Some organisations are expected to need more, perhaps: the governmental agencies in charge of your taxes, the military, the company that provides video and audio media content to half of the western hemisphere. But most, really, just need a few metrics provided to them in a consistent and simple form.

Failing Upward Into Obsolescence

Now the biggest architects of the very impressive era of technology we are living in are the ones that built that complexity in the first place. There needed to be Hadoop for the data lake to exist. There needed to be the entire distributed analytics era for DuckDB to emerge and tell everyone they never needed it.
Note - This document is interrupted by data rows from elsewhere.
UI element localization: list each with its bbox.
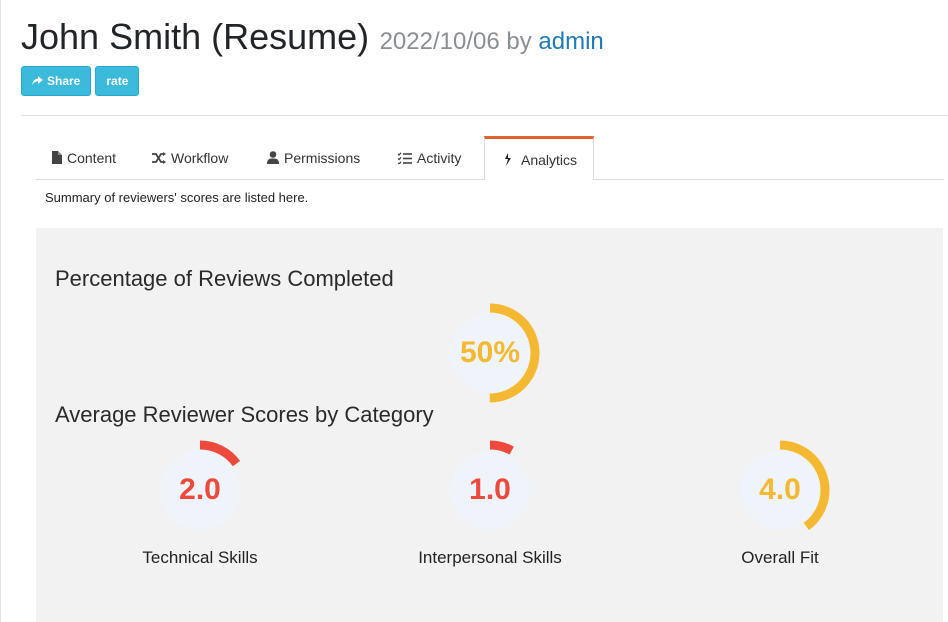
overall-fit-gauge: 4.0 (730, 440, 830, 540)
completion-ring-background (450, 313, 530, 393)
completion-ring (440, 303, 540, 403)
technical-skills-label: Technical Skills (142, 548, 258, 567)
technical-skills-progress-arc (150, 440, 250, 540)
doc-meta: 2022/10/06 by admin (380, 28, 604, 55)
tab-permissions[interactable]: Permissions (267, 136, 360, 179)
interpersonal-skills-ring (440, 440, 540, 540)
divider (21, 115, 948, 116)
author-link[interactable]: admin (538, 28, 604, 55)
interpersonal-skills-label: Interpersonal Skills (418, 548, 562, 567)
tab-bar: Content Workflow Permissions (36, 136, 944, 180)
completion-heading: Percentage of Reviews Completed (55, 266, 394, 291)
interpersonal-skills-gauge: 1.0 (440, 440, 540, 540)
interpersonal-skills-ring-background (450, 450, 530, 530)
share-button[interactable]: Share (21, 66, 92, 96)
shuffle-icon (152, 151, 166, 164)
tab-content-label: Content (67, 149, 117, 166)
categories-heading: Average Reviewer Scores by Category (55, 402, 434, 427)
completion-value: 50% (459, 336, 521, 369)
chart-icon (505, 153, 511, 166)
rate-button[interactable]: rate (95, 66, 140, 96)
overall-fit-label: Overall Fit (741, 548, 819, 567)
share-icon (32, 76, 43, 85)
tab-permissions-label: Permissions (284, 149, 361, 166)
interpersonal-skills-value: 1.0 (469, 473, 511, 506)
tab-analytics-label: Analytics (521, 151, 578, 168)
interpersonal-skills-progress-arc (440, 440, 540, 540)
summary-text: Summary of reviewers' scores are listed … (45, 190, 309, 205)
file-icon (52, 151, 62, 164)
technical-skills-ring (150, 440, 250, 540)
technical-skills-ring-background (160, 450, 240, 530)
tab-content[interactable]: Content (52, 136, 116, 179)
tab-activity[interactable]: Activity (398, 136, 461, 179)
left-border (0, 0, 1, 622)
action-buttons: Share rate (21, 66, 140, 96)
overall-fit-ring (730, 440, 830, 540)
tab-analytics[interactable]: Analytics (484, 136, 595, 180)
completion-gauge: 50% (440, 303, 540, 403)
share-button-label: Share (47, 74, 81, 88)
doc-date: 2022/10/06 (379, 28, 500, 55)
tab-activity-label: Activity (417, 149, 462, 166)
technical-skills-value: 2.0 (179, 473, 221, 506)
technical-skills-gauge: 2.0 (150, 440, 250, 540)
completion-progress-arc (440, 303, 540, 403)
overall-fit-progress-arc (730, 440, 830, 540)
title-row: John Smith (Resume) 2022/10/06 by admin (21, 16, 604, 58)
tab-workflow-label: Workflow (171, 149, 229, 166)
list-icon (398, 151, 412, 164)
analytics-panel (36, 228, 943, 622)
tab-workflow[interactable]: Workflow (152, 136, 228, 179)
overall-fit-ring-background (740, 450, 820, 530)
page-title: John Smith (Resume) (21, 16, 370, 57)
user-icon (267, 151, 279, 164)
overall-fit-value: 4.0 (759, 473, 801, 506)
doc-by: by (506, 28, 532, 55)
rate-button-label: rate (106, 74, 129, 88)
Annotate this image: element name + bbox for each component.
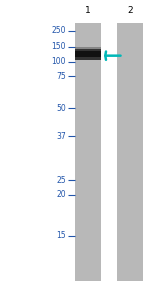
Bar bbox=[75, 57, 100, 60]
Text: 100: 100 bbox=[51, 57, 66, 66]
Bar bbox=[75, 47, 100, 51]
Text: 15: 15 bbox=[56, 231, 66, 240]
Text: 75: 75 bbox=[56, 72, 66, 81]
Text: 2: 2 bbox=[127, 6, 133, 15]
Text: 37: 37 bbox=[56, 132, 66, 141]
Text: 50: 50 bbox=[56, 104, 66, 113]
Bar bbox=[75, 23, 100, 281]
Text: 250: 250 bbox=[51, 26, 66, 35]
Bar bbox=[117, 23, 142, 281]
Text: 25: 25 bbox=[56, 176, 66, 185]
Bar bbox=[75, 49, 100, 60]
Text: 1: 1 bbox=[85, 6, 91, 15]
Text: 150: 150 bbox=[51, 42, 66, 51]
Text: 20: 20 bbox=[56, 190, 66, 199]
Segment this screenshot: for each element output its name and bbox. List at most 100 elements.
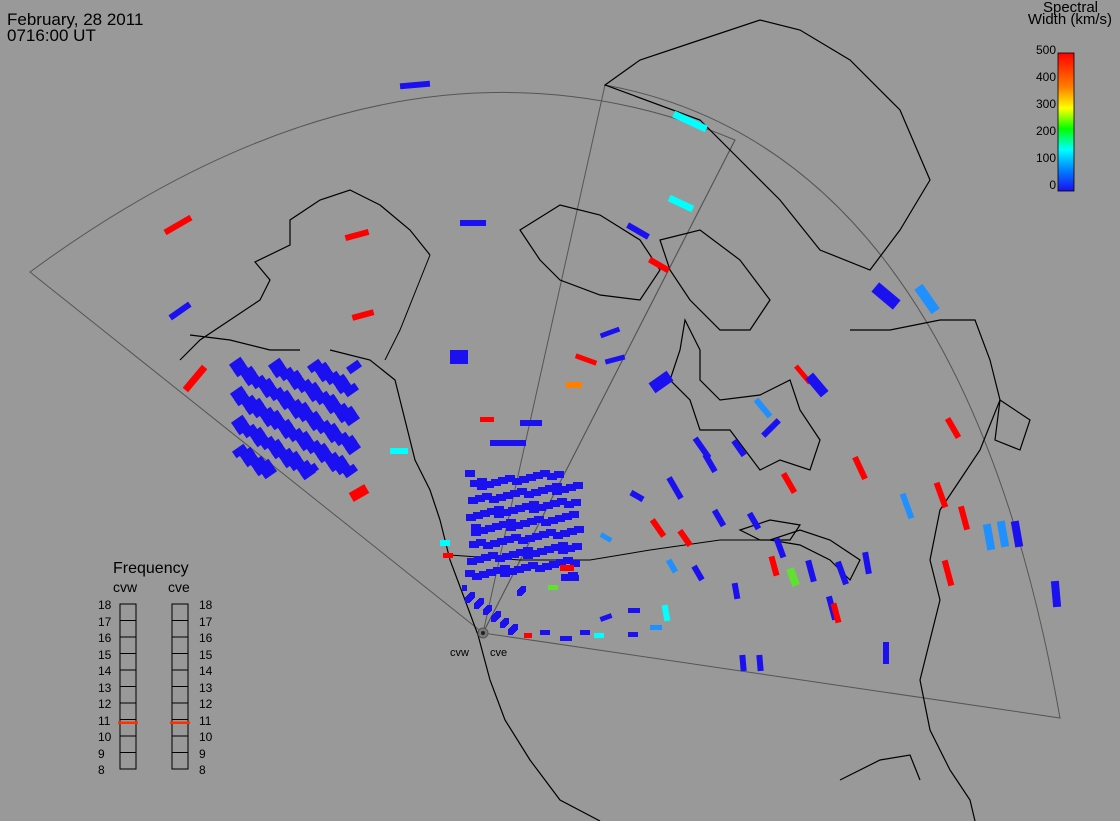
colorbar-tick: 100 [1035, 151, 1056, 165]
echo-cell [479, 571, 489, 578]
frequency-tick: 17 [199, 614, 213, 629]
echo-cell [503, 492, 513, 499]
echo-cell [327, 457, 345, 473]
echo-cell [261, 383, 279, 399]
echo-cell [558, 542, 568, 549]
radar-label-cvw: cvw [450, 647, 469, 659]
echo-cell [739, 654, 747, 672]
echo-cell [244, 400, 262, 416]
echo-cell [556, 559, 566, 566]
coastlines [179, 19, 1031, 821]
echo-cell [481, 554, 491, 561]
echo-cell [505, 475, 515, 482]
echo-cell [502, 553, 512, 560]
colorbar-tick: 300 [1035, 97, 1056, 111]
echo-cell [753, 397, 773, 419]
echo-cell [288, 456, 306, 472]
echo-cell [564, 501, 574, 508]
echo-cell [536, 504, 546, 511]
date-label: February, 28 2011 [7, 10, 144, 29]
echo-cell [649, 518, 667, 538]
echo-cell [761, 418, 781, 438]
echo-cell [519, 476, 529, 483]
echo-cell [342, 382, 360, 398]
echo-cell [390, 448, 408, 454]
echo-cell [315, 419, 333, 435]
frequency-tick: 13 [199, 680, 213, 695]
echo-cell [335, 379, 353, 395]
colorbar-swatch [1057, 52, 1075, 192]
radar-label-cve: cve [490, 647, 508, 659]
echo-cell [240, 394, 258, 410]
cve-frequency-column [170, 603, 190, 770]
echo-cell [230, 414, 248, 430]
echo-cell [248, 426, 266, 442]
echo-cell [474, 603, 479, 609]
frequency-tick: 10 [98, 730, 112, 744]
echo-cell [324, 370, 342, 386]
echo-cell [520, 420, 542, 426]
frequency-tick: 9 [199, 746, 206, 761]
arctic-islands [519, 204, 661, 301]
echo-cell [296, 378, 314, 394]
echo-cell [241, 423, 259, 439]
echo-cell [494, 506, 504, 513]
frequency-tick: 17 [98, 614, 112, 629]
echo-cell [182, 364, 208, 393]
echo-cell [504, 536, 514, 543]
echo-cell [317, 367, 335, 383]
echo-cell [336, 408, 354, 424]
echo-cell [552, 488, 562, 495]
echo-cell [278, 366, 296, 382]
echo-cell [344, 228, 370, 242]
frequency-tick: 8 [98, 763, 105, 777]
echo-cell [242, 452, 260, 468]
echo-cell [252, 432, 270, 448]
echo-cell [258, 406, 276, 422]
echo-cell [345, 359, 363, 375]
alaska-coast [179, 189, 431, 361]
echo-cell [480, 417, 494, 422]
echo-cell [477, 483, 487, 490]
cvw-fov-outline [29, 91, 736, 634]
echo-cell [957, 505, 971, 531]
echo-cell [528, 562, 538, 569]
echo-cell [344, 440, 362, 456]
echo-cell [677, 528, 693, 548]
cve-beam-edge [482, 139, 736, 634]
echo-cell [465, 470, 475, 477]
echo-cell [525, 535, 535, 542]
frequency-cell [119, 620, 137, 638]
echo-cell [665, 558, 679, 574]
echo-cell [628, 608, 640, 613]
frequency-tick: 12 [199, 697, 213, 711]
echo-cell [711, 508, 727, 528]
echo-cell [551, 544, 561, 551]
echo-cell [1010, 520, 1024, 548]
echo-cell [471, 524, 481, 531]
echo-cell [1050, 580, 1062, 608]
echo-cell [862, 551, 872, 575]
echo-cell [560, 636, 572, 641]
echo-cell [883, 642, 889, 664]
radar-sites [477, 627, 489, 639]
echo-cell [532, 533, 542, 540]
echo-cell [513, 522, 523, 529]
echo-cell [295, 459, 313, 475]
frequency-cell [171, 620, 189, 638]
echo-cell [450, 350, 468, 364]
echo-cell [334, 460, 352, 476]
echo-cell [523, 552, 533, 559]
echo-cell [321, 393, 339, 409]
echo-cell [493, 567, 503, 574]
echo-cell [257, 377, 275, 393]
echo-cell [332, 402, 350, 418]
echo-cell [506, 524, 516, 531]
frequency-legend [118, 603, 190, 770]
newfoundland [994, 398, 1031, 451]
echo-cell [467, 558, 477, 565]
echo-cell [477, 478, 487, 485]
frequency-tick: 14 [199, 664, 213, 678]
echo-cell [545, 485, 555, 492]
echo-cell [280, 424, 298, 440]
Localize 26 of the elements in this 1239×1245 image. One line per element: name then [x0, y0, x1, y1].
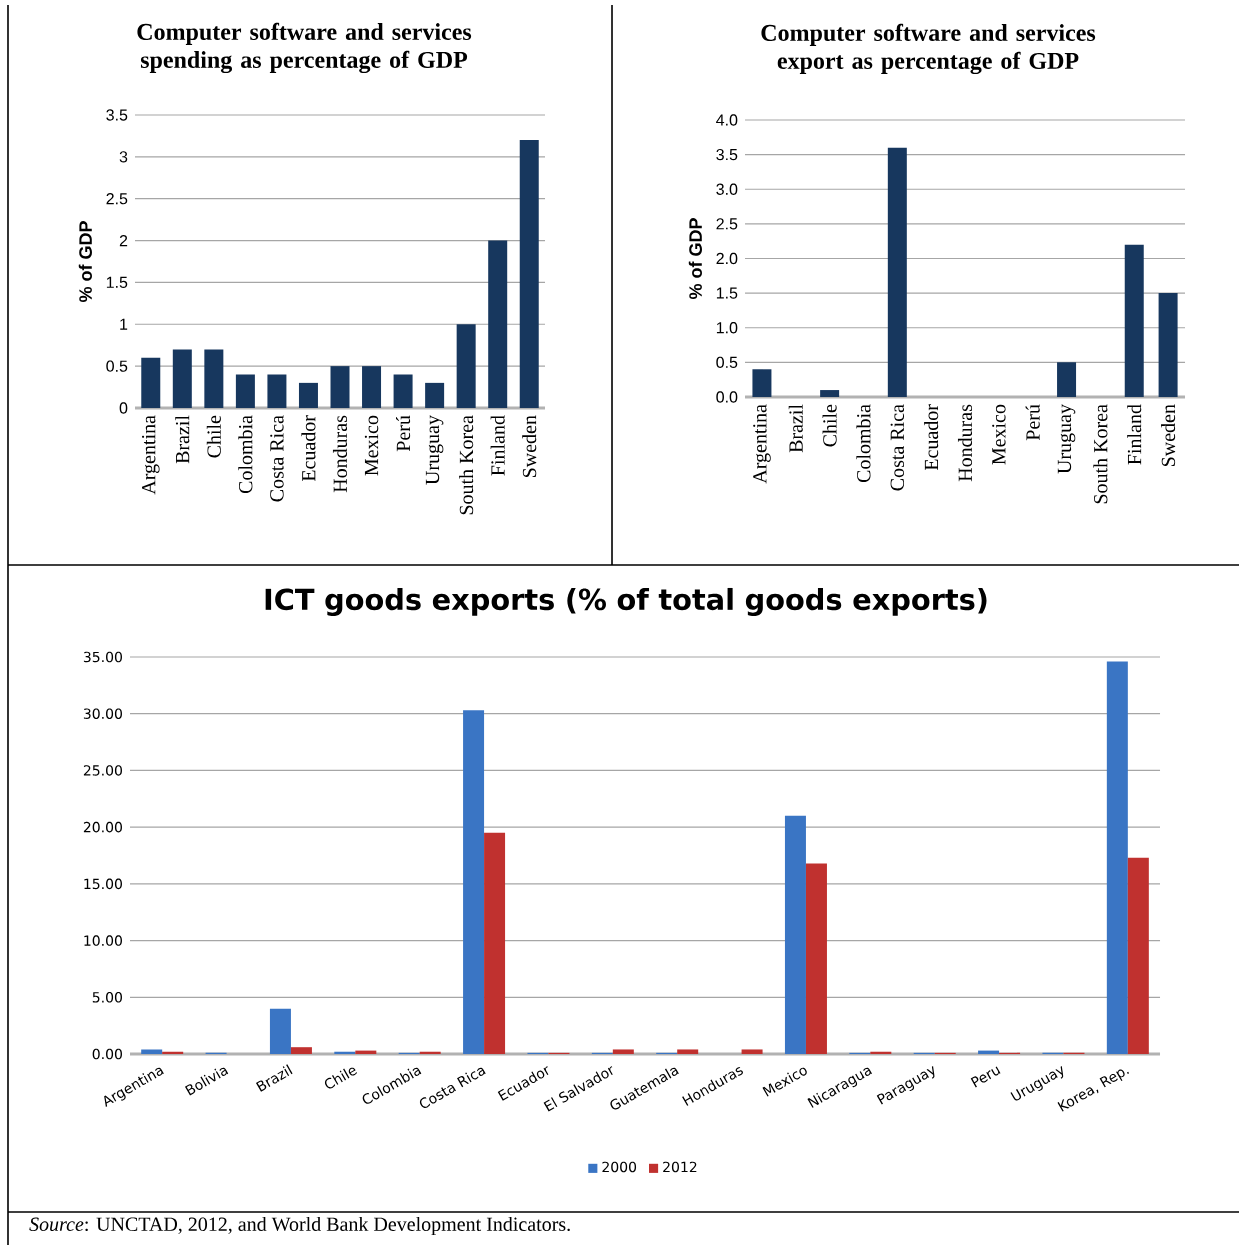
x-tick-label: Peru [970, 1066, 1001, 1088]
y-tick-label: 35.00 [83, 651, 122, 663]
bar [805, 863, 827, 1054]
bar [141, 1049, 163, 1054]
bar [290, 1047, 312, 1054]
x-tick-label: Chile [324, 1067, 357, 1089]
bar [463, 710, 485, 1054]
y-tick-label: 15.00 [84, 878, 122, 890]
bar [1106, 661, 1128, 1054]
chart-title: ICT goods exports (% of total goods exports) [265, 587, 987, 617]
bar [677, 1049, 699, 1054]
bar [612, 1049, 634, 1054]
y-tick-label: 20.00 [83, 821, 122, 833]
y-tick-label: 10.00 [84, 935, 122, 946]
text: Source: UNCTAD, 2012, and World Bank Development Indicators. [29, 1216, 570, 1236]
legend-label: 2000 [602, 1161, 637, 1173]
y-tick-label: 25.00 [83, 765, 122, 776]
bar [484, 832, 506, 1054]
y-tick-label: 30.00 [83, 708, 122, 719]
y-tick-label: 5.00 [92, 992, 122, 1003]
bar [741, 1049, 763, 1054]
bar [269, 1008, 291, 1054]
y-tick-label: 0.00 [92, 1048, 122, 1060]
bar [1127, 857, 1149, 1054]
bar [784, 815, 806, 1054]
legend-label: 2012 [663, 1161, 697, 1173]
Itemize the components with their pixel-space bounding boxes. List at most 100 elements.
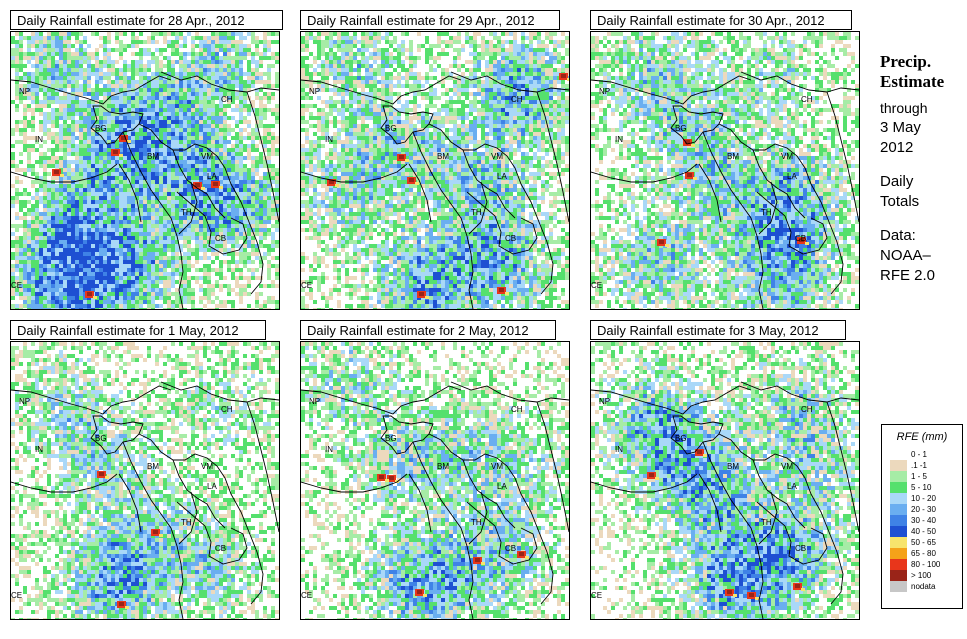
rain-cell — [27, 144, 31, 148]
rain-cell — [135, 64, 139, 68]
rain-cell — [139, 200, 143, 204]
rain-cell — [195, 204, 199, 208]
rain-cell — [179, 284, 183, 288]
rain-cell — [223, 60, 227, 64]
rain-cell — [175, 100, 179, 104]
rain-cell — [151, 156, 155, 160]
rain-cell — [55, 188, 59, 192]
rain-cell — [171, 172, 175, 176]
rain-cell — [15, 176, 19, 180]
rain-cell — [377, 48, 381, 52]
rain-cell — [525, 80, 529, 84]
rain-cell — [223, 40, 227, 44]
rain-cell — [457, 32, 461, 36]
rain-cell — [147, 280, 151, 284]
rain-cell — [275, 276, 279, 280]
rain-cell — [99, 264, 103, 268]
rain-cell — [103, 64, 107, 68]
rain-cell — [271, 56, 275, 60]
rain-cell — [63, 32, 67, 36]
rain-cell — [179, 128, 183, 132]
rain-cell — [127, 64, 131, 68]
rain-cell — [473, 56, 477, 60]
rain-cell — [91, 152, 95, 156]
rain-cell — [151, 240, 155, 244]
rain-cell — [533, 36, 537, 40]
rain-cell — [55, 36, 59, 40]
rain-cell — [119, 44, 123, 48]
rain-cell — [235, 40, 239, 44]
rain-cell — [263, 124, 267, 128]
rain-cell — [305, 92, 309, 96]
rain-cell — [51, 292, 55, 296]
rain-cell — [87, 200, 91, 204]
rain-cell — [67, 228, 71, 232]
rain-cell — [91, 288, 95, 292]
rain-cell — [561, 92, 565, 96]
rain-cell — [251, 192, 255, 196]
rain-cell — [239, 88, 243, 92]
rain-cell — [123, 248, 127, 252]
rain-cell — [27, 304, 31, 308]
rain-cell — [187, 52, 191, 56]
rain-cell — [75, 96, 79, 100]
rain-cell — [385, 40, 389, 44]
rain-cell — [357, 80, 361, 84]
rain-cell — [259, 164, 263, 168]
rain-cell — [529, 84, 533, 88]
rain-cell — [267, 308, 271, 309]
rain-cell — [247, 276, 251, 280]
rain-cell — [207, 248, 211, 252]
rain-cell — [361, 52, 365, 56]
rain-cell — [15, 108, 19, 112]
rain-cell — [103, 232, 107, 236]
rain-cell — [59, 44, 63, 48]
rain-cell — [111, 264, 115, 268]
rain-cell — [127, 280, 131, 284]
rain-cell — [115, 88, 119, 92]
rain-cell — [441, 72, 445, 76]
rain-cell — [163, 236, 167, 240]
rain-cell — [271, 300, 275, 304]
rain-cell — [533, 32, 537, 36]
rain-cell — [143, 168, 147, 172]
rain-cell — [15, 288, 19, 292]
rain-cell — [433, 56, 437, 60]
rain-cell — [187, 300, 191, 304]
rain-cell — [239, 260, 243, 264]
rain-cell — [365, 80, 369, 84]
rain-cell — [369, 64, 373, 68]
rain-cell — [275, 112, 279, 116]
rain-cell — [317, 56, 321, 60]
rain-cell — [179, 152, 183, 156]
rain-cell — [271, 136, 275, 140]
rain-cell — [429, 92, 433, 96]
rain-cell — [31, 240, 35, 244]
rain-cell — [27, 208, 31, 212]
rain-cell — [349, 80, 353, 84]
rain-cell — [267, 192, 271, 196]
rain-cell — [183, 220, 187, 224]
country-label-bg: BG — [95, 124, 107, 133]
rain-cell — [489, 60, 493, 64]
rain-cell — [533, 92, 537, 96]
rain-cell — [63, 132, 67, 136]
rain-cell — [111, 72, 115, 76]
rain-cell — [163, 188, 167, 192]
rain-cell — [191, 292, 195, 296]
rain-cell — [95, 252, 99, 256]
rain-cell — [251, 184, 255, 188]
rain-cell — [553, 68, 557, 72]
rain-cell — [521, 36, 525, 40]
rain-cell — [75, 104, 79, 108]
rain-cell — [235, 148, 239, 152]
rain-cell — [67, 100, 71, 104]
rain-cell — [39, 156, 43, 160]
rain-cell — [263, 284, 267, 288]
rain-cell — [223, 64, 227, 68]
rain-cell — [191, 144, 195, 148]
rain-cell — [369, 88, 373, 92]
rain-cell — [75, 260, 79, 264]
rain-cell — [247, 200, 251, 204]
rain-cell — [103, 212, 107, 216]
There needed to be LLMs to realise you don't need that much processing to get insights. It's an ongoing process.

The current issue with that process is that most organisations responsible for providing those technologies are in a literal quagmire; their investors and their employees are sold on the idea that there is an infinite amount of growth to get from an infinite amount of data that will be generated. Nobody can price themselves down in the modern data stack. But truth be told, a company like Databricks acquiring Neon, a serverless Postgres provider, is an admission of failure to a degree, it says “maybe people did not need that much of the other things we were selling.” They are trying to escape their own stack.

A New Modern Modern Data Stack

Here is the kicker - this story has been told before. Oracle told everyone that a database was a six-figure requirement. MySQL and Postgres entered the chat. Hadoop convinced the world everything was a distributed system; Spark came. The MDS sold us on complex DAGs, connectors, and data models. Then Fivetran merged with dbt - “merged” being the polite word for when the CEO chair goes to one side - in the hope that one of them would survive - and their press release promptly announced they'd be building “open data infrastructure” that “unifies data movement, transformation, metadata, and activation.” Four nouns to say “pipe and query.”

This does not mean nobody will ever need a database, or a query engine, or a lakehouse, or an orchestrating tool, or Looker, but that the path from “data is produced” to “data is consumed” is getting much cheaper, much simpler, and much more accessible to a wider audience.

So here is my modest-ish contribution to the debate: the new modern stack is storage, some query, and an LLM on top. Pick whichever flavour you want; even the LLM will eventually get commodified. You, however, will still need to show what the conversion rate or CTR or stock level is. Businesses are made of real things that people buy and consume.